Jill Messick, Hollywood Producer Embroiled In Weinstein Scandal, Dies By Suicide
Veteran Hollywood producer Jill Messick, who in recent months found herself caught in the middle of the Harvey Weinstein scandal, has killed herself, her family said in a statement. She was 50.
Messick had been a manager for Rose McGowan in 1997, when the actress says Weinstein raped her — a charge that he has denied.
McGowan has been one of Weinstein's most vocal accusers and her public shaming of him helped bring other women with allegations to the forefront.
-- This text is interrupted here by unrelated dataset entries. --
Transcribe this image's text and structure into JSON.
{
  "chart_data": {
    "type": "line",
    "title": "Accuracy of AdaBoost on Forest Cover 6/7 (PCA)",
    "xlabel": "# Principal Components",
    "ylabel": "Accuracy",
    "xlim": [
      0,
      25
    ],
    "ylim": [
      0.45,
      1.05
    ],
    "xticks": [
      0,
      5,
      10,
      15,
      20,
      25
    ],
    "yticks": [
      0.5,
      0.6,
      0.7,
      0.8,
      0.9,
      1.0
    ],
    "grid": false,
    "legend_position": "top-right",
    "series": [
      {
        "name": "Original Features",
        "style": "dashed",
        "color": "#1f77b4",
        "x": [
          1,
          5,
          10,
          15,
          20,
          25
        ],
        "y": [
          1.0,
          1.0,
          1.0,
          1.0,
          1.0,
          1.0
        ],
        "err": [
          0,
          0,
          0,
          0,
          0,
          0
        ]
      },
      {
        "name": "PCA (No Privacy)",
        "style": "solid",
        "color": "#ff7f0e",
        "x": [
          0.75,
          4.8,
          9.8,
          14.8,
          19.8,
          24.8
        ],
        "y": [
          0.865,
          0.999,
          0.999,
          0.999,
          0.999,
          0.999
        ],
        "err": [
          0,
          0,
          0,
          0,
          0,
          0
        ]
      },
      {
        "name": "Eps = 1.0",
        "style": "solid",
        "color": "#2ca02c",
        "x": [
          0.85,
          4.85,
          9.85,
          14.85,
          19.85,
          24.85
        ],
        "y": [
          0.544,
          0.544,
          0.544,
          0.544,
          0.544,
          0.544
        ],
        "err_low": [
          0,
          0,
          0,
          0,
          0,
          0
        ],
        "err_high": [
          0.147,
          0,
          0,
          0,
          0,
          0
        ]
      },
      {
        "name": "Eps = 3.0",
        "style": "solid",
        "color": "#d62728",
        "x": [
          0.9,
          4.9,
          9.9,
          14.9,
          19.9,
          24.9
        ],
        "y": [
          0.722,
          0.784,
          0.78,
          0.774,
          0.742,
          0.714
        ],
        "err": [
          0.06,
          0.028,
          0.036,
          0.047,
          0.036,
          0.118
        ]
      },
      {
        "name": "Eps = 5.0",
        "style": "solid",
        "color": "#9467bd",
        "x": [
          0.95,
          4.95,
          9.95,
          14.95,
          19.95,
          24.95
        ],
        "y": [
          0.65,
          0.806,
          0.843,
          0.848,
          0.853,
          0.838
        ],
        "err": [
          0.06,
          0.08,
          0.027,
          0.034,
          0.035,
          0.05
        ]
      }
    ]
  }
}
Messick, who was executive producer for the films Masterminds and Baby Mama, had bipolar disorder and depression, her family said. Nevertheless, in a statement, the family strongly suggests that finding herself in the middle of the high-profile Weinstein-McGowan story drove her to take her own life.
"Seeing her name in headlines again and again, as part of one person's attempt to gain more attention for her personal cause, along with Harvey's desperate attempt to vindicate himself, was devastating for her," the family said in a statement to The Hollywood Reporter.
Those headlines included a New York Times story from October in which McGowan detailed the back-and-forth with Messick at the time of the assault, claiming that Messick had initially comforted her and helped arrange a settlement with Weinstein, but that ultimately, McGowan was "shocked when, only a few months afterward, Ms. Messick accepted a job working as vice president for development at Miramax, then run by Mr. Weinstein."
According to The Associated Press, "Messick's family says McGowan reported the (1997) incident to her without calling it rape, but that Messick, realizing something inappropriate if not illegal had happened, reported it to her senior bosses months before she went to work under Weinstein at Miramax."
"Jill was victimized by our new culture of unlimited information sharing and a willingness to accept statement as fact," the family said. "The speed of disseminating information has carried mistruths about Jill as a person, which she was unable and unwilling to challenge. She became collateral damage in an already horrific story."
Actor and writer Tina Fey, who worked with Messick on the 2004 film Mean Girls, called her "a dedicated producer and kind person," according to Hollywood Reporter.
Director Mark Waters said Messick helped get him hired to direct on Mean Girls. He told the magazine that she was "a terrific producer, there with me every day on set, and always a tireless, positive presence. She will be sadly missed by all of us who knew her."